I don't seem to have anything in my notes, but my thought process right now is that if we have a vertex of degree 3 I must have 2 vertices of degree 5, which sum up to 13. Since I'm given the edges, and according to the handshake lemma it needs to equal to 20. Where do I go from here.
Best Answer
Let $x_1, x_3,$ and $x_5$ be the number of vertices of degrees $1, 3$, and $5$, respectively.
Since the graph has $6$ vertices, you get a linear equation involving $x_1, x_2,$ and $x_3$. Since there's one more vertex of degree $3$ than there is of degree $5$, you'll get another linear equation. Finally, by the "handshake" lemma you mentioned, we get one more linear equation.
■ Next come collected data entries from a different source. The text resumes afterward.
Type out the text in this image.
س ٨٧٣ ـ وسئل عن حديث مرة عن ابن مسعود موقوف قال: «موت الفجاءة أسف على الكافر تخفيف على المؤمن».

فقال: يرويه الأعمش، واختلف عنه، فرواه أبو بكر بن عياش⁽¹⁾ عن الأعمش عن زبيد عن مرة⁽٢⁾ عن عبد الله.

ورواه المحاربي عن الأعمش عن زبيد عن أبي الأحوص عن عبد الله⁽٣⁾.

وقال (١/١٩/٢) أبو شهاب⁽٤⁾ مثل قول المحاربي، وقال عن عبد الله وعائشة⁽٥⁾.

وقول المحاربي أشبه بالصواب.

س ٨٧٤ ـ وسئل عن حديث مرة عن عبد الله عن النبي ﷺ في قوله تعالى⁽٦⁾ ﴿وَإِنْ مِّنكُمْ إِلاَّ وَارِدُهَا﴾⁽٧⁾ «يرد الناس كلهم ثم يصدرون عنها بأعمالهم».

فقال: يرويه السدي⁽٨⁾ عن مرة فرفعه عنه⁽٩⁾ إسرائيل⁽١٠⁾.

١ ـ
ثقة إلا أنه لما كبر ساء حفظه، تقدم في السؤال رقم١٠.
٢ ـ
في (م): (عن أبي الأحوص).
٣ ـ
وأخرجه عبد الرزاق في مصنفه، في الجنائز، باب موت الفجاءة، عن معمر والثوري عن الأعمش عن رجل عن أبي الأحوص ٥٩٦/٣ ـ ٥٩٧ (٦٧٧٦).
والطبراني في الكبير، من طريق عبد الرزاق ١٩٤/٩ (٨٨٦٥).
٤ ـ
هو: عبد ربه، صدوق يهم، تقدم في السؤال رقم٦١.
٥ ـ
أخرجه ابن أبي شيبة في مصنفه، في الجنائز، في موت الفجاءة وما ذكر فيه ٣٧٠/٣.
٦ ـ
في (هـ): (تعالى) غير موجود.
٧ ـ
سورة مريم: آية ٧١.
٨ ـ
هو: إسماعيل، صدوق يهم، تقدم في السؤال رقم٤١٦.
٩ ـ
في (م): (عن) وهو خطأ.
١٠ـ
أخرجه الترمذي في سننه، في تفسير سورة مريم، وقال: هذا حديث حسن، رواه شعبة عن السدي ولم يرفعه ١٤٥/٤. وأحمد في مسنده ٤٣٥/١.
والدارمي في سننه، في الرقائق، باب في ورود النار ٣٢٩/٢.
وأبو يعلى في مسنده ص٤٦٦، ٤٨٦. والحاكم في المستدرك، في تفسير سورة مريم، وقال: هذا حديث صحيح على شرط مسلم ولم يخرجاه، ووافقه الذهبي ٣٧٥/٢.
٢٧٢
I'm confident that you can come up with these equations, but just ask for more details.
If you can set up those equations, you'll have $3$ equations in $3$ unknowns; if you get a(ny) solution(s) and they "makes sense" here (eg, non-negative integers only, each $x_i$ is between $0$ and $6$, etc) you've found the possibilities for $x_1, x_2$, and $x_3$.